Bad performance (possibly FBO related) on NVIDIA

I’m developing a 3D engine which is both OpenGL & Direct3D capable.

I’m seeing quite bad OpenGL performance (possible pipeline stalls) when running Linux & the NVIDIA driver (up to 50ms/frame.) When the same machine is booted into Windows, performance is as expected (below 10ms/frame)

I’m seeing this both on a laptop with a Geforce GT540M and a desktop machine with GTX580.

On Mac OS X, the same OpenGL rendering code also works without performance issues on NVIDIA hardware. Also, Linux + AMD hardware seems to work fine.

The performance issue seems to be proportional to the number of times I change the surfaces bound to the FBO (I use a single FBO object.). Therefore forward rendering without shadows works fine, but anything like adding shadows or postprocessing, or doing deferred rendering starts to bog down the performance.

Anyone else seen something like this?

(btw. the engine code is public at Google Code:

Have you tested with multiple FBO:s, one for each surface?

Not yet, I plan to.

Actually I’ve narrowed things down a bit … it is not the amount of surface changes after all, but rather the amount of drawcalls that go to the FBO instead of the backbuffer.

For example a forward-rendered, complex scene without bloom post-effect has no problems, as it goes directly to the backbuffer. But the same scene with bloom on must be rendered to the FBO first so that it can be operated on, and for a complex scene that causes a > 20ms performance hit.

Only in one specific scenario. And I use a number of FBOs to render frames, with NVidia, on Linux (for many years), on GTX580, GTX480s, GTX285s (and others) just like you are.
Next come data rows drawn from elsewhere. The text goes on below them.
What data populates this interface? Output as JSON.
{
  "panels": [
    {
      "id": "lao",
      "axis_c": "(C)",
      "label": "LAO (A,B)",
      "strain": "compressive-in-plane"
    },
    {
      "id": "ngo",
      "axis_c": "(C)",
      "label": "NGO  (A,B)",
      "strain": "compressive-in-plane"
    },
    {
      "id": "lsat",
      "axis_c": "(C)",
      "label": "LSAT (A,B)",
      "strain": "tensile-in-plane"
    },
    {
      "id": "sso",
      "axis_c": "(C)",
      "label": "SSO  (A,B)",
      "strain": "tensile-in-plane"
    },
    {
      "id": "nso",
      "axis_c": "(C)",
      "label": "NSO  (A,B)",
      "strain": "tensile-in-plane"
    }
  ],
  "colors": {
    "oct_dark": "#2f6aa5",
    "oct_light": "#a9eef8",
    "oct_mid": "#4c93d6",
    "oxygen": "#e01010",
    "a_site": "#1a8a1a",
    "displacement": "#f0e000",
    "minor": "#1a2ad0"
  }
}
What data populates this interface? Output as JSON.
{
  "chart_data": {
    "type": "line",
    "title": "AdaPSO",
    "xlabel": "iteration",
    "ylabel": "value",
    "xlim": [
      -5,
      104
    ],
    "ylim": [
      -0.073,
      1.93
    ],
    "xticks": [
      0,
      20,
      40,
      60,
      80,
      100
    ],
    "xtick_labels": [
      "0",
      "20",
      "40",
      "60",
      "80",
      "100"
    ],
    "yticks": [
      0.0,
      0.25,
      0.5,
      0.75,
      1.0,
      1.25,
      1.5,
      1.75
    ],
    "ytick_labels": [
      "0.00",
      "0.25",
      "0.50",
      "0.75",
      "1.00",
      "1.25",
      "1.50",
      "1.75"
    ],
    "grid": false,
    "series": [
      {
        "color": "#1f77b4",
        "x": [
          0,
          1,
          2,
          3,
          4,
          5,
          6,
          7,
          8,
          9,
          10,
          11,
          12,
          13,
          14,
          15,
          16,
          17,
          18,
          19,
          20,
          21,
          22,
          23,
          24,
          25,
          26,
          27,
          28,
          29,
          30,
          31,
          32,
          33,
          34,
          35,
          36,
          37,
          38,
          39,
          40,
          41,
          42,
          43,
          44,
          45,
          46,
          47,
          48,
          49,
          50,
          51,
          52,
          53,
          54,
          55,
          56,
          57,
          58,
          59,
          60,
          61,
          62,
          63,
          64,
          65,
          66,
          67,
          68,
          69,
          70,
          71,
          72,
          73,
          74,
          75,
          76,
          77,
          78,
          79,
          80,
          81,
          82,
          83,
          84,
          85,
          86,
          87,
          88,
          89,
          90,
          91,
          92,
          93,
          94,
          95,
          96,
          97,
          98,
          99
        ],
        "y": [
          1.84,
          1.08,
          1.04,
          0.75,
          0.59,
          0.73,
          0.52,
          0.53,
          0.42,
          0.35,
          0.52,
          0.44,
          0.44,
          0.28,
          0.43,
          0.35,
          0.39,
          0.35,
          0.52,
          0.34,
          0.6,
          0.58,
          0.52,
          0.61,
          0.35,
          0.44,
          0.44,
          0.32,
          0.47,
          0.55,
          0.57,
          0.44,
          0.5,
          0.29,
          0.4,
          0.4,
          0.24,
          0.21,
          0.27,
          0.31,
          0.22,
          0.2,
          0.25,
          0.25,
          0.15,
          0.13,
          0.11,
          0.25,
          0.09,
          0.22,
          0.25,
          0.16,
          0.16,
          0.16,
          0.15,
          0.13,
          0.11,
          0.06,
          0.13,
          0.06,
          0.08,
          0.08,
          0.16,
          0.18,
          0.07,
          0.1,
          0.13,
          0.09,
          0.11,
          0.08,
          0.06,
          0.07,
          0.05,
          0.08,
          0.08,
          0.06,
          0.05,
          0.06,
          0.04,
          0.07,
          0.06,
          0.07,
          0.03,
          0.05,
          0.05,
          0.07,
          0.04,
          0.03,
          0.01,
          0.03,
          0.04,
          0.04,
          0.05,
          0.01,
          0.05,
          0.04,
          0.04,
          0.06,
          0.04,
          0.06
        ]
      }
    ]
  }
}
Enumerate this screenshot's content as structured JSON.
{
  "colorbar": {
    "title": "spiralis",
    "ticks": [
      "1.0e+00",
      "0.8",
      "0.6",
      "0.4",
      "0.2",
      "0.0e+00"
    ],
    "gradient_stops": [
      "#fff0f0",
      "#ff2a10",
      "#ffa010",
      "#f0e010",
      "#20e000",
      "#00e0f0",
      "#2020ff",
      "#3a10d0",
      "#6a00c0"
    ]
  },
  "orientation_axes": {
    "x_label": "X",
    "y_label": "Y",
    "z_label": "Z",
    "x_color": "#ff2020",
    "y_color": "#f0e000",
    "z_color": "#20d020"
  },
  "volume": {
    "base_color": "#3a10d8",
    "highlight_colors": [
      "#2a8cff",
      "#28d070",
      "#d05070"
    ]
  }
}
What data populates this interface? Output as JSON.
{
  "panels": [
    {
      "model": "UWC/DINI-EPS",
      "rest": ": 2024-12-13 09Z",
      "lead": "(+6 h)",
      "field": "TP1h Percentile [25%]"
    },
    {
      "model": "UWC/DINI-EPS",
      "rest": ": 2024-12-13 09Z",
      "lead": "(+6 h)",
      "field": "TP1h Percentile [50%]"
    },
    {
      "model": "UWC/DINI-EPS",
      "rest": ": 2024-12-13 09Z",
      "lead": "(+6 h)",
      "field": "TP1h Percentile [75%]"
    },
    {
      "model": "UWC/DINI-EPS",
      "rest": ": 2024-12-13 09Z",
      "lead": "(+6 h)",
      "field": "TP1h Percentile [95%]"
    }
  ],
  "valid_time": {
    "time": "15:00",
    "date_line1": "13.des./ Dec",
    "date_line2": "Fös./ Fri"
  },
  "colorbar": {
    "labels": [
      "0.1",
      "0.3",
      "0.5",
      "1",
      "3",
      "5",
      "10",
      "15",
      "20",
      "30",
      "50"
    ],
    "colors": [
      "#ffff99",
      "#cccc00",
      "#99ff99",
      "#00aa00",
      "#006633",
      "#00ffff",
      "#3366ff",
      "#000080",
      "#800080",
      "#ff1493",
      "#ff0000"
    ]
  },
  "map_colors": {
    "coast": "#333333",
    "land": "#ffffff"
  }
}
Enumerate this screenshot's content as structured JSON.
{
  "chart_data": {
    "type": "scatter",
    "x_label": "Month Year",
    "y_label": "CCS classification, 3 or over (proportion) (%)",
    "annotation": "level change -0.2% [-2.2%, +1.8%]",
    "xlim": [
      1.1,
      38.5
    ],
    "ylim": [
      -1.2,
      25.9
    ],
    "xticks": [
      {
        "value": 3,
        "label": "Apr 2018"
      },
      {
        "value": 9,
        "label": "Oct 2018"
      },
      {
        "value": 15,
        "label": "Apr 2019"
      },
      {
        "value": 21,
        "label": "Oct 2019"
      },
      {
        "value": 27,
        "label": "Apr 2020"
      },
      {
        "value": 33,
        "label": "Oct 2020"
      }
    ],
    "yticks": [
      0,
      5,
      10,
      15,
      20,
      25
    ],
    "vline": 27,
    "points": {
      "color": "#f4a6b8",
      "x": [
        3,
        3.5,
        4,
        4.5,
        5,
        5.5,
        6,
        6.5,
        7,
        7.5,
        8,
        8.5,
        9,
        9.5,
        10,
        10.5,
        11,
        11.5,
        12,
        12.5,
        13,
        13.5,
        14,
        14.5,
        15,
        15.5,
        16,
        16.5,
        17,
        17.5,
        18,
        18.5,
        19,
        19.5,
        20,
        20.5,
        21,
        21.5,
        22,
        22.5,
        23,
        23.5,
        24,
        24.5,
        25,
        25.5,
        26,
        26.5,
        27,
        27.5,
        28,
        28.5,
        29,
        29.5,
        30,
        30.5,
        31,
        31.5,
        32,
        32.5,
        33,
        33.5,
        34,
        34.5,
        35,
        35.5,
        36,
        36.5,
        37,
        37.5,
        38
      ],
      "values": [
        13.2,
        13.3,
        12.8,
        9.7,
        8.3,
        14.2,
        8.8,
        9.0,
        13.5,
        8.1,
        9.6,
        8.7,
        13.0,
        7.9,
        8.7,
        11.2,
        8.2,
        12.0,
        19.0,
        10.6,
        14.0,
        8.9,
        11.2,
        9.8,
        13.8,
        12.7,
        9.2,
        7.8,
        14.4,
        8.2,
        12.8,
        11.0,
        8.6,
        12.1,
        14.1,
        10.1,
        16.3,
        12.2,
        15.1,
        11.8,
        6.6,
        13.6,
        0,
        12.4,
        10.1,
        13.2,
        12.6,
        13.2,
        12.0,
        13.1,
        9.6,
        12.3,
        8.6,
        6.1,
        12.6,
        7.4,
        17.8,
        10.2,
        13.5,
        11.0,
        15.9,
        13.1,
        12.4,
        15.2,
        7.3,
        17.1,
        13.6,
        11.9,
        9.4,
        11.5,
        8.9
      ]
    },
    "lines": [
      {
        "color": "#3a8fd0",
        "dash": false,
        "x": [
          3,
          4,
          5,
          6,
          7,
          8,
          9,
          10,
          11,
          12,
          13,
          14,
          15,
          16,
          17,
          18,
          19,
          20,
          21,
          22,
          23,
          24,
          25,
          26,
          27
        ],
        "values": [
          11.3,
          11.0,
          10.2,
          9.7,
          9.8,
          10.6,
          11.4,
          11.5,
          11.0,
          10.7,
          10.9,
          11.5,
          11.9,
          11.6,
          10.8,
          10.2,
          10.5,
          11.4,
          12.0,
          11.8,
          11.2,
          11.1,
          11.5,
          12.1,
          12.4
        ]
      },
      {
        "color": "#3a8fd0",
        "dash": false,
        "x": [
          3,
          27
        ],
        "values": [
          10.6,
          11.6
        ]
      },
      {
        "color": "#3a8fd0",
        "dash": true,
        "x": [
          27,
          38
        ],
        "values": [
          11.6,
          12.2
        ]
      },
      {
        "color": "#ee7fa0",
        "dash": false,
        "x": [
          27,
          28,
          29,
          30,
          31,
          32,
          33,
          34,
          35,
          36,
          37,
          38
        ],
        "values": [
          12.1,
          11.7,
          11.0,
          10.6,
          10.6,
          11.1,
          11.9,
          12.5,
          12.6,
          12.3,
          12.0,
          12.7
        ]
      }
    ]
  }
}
The only time I’ve seen anything like this is when you’re hitting up against (or flat blowing past) GPU memory capacity. When you do, that means the driver can/will start tossing textures and such off the board to try to make room so it can keep everything it needs for rendering batches on there, and that can result in massive frame time hits as it tries frantically to play musical chairs with CPU and GPU memory to render your frame. This includes your shadow textures, which may be swapped off the board to make room for other things when you’re not rendering to them.

So check how much memory you’re using. Use NVX_gpu_memory_info. It is trivial and well worth your while. In my experience, you should never see the “evicted” number > 0 (on Linux). If you do, you’re blowing past GPU memory. Shut down/restart X via logout/login or Ctrl-Alt-Bkspc (or just reboot) to reset the count to 0.

Also, if you’ve got one of those GPU memory and performance wasting desktop compositors enabled, disable it (for KDE, use kcontrol GUI to disable effects/composting, or just Shift-Alt-F12).

As far as controlling which get kicked off first, glPrioritizeTextures is generally mentioned as a no-op. And while NVidia hasn’t updated their GPU programming guide in a good while (3 years), we might have some clue as to how to influence texture/render target GPU residency priority through advice there (see below). But best advice, just never fill up GPU memory and then you don’t have to worry about this.

The problem indeed seems to be using a single FBO. As a test, I switched to using another FBO for shadow map rendering (switching between shadowmaps and the main view is the most frequent rendertarget change for me), and most of the “unexpected” performance hit went away. The rendering as a whole is still some constant factor slower than on Windows & OpenGL, but it’s much more consistent now.

Now just to implement the multiple-FBO mechanism properly and transparently to the caller :slight_smile:

Thanks to all who replied!

Over the course of a frame, in rebinding different render targets to the FBO, do you ever change the resolution and/or pixel format of the FBO?

I don’t know if it still is, but used to be that this was a slow path in the NVidia driver (circa GeForce 7 days). And yeah, the solution was to avoid doing that – use multiple FBOs.

Yes, the shadow maps (or possible post-processing buffers) are different size and format.

Would it possibly be that the Linux driver is still using older code?

The implication of your statement is that there’s a newer improved version. However, IIRC from the NVidia post, it’s not that this a path that was written inefficiently, but just that it’s a slow path. It said that reconfiguring the resolution or internal format of an FBO was expensive, and to avoid doing that a lot.

I can confirm further improvement (on Linux) by implementing a map of FBO’s, where the resolution and format form the search key.

However, what is curious that on Windows performance was always fine with the same hardware, and it did not improve over the initial code, which was just binding all surfaces to the same FBO.

That is interesting. Wonder if the Windows driver is doing the FBO virtualization thing under the covers that we’re both doing in the app.

Perhaps the Windows driver has to have a similar mechanism anyway to support Direct3D’s SetRenderTarget / SetDepthStencil API efficiently, and it just reuses it for OpenGL.

That would mean the FBO in fact exposes functionality closer to the hardware, while the Direct3D rendertarget setup is a further abstraction.

This topic was automatically closed 183 days after the last reply. New replies are no longer allowed.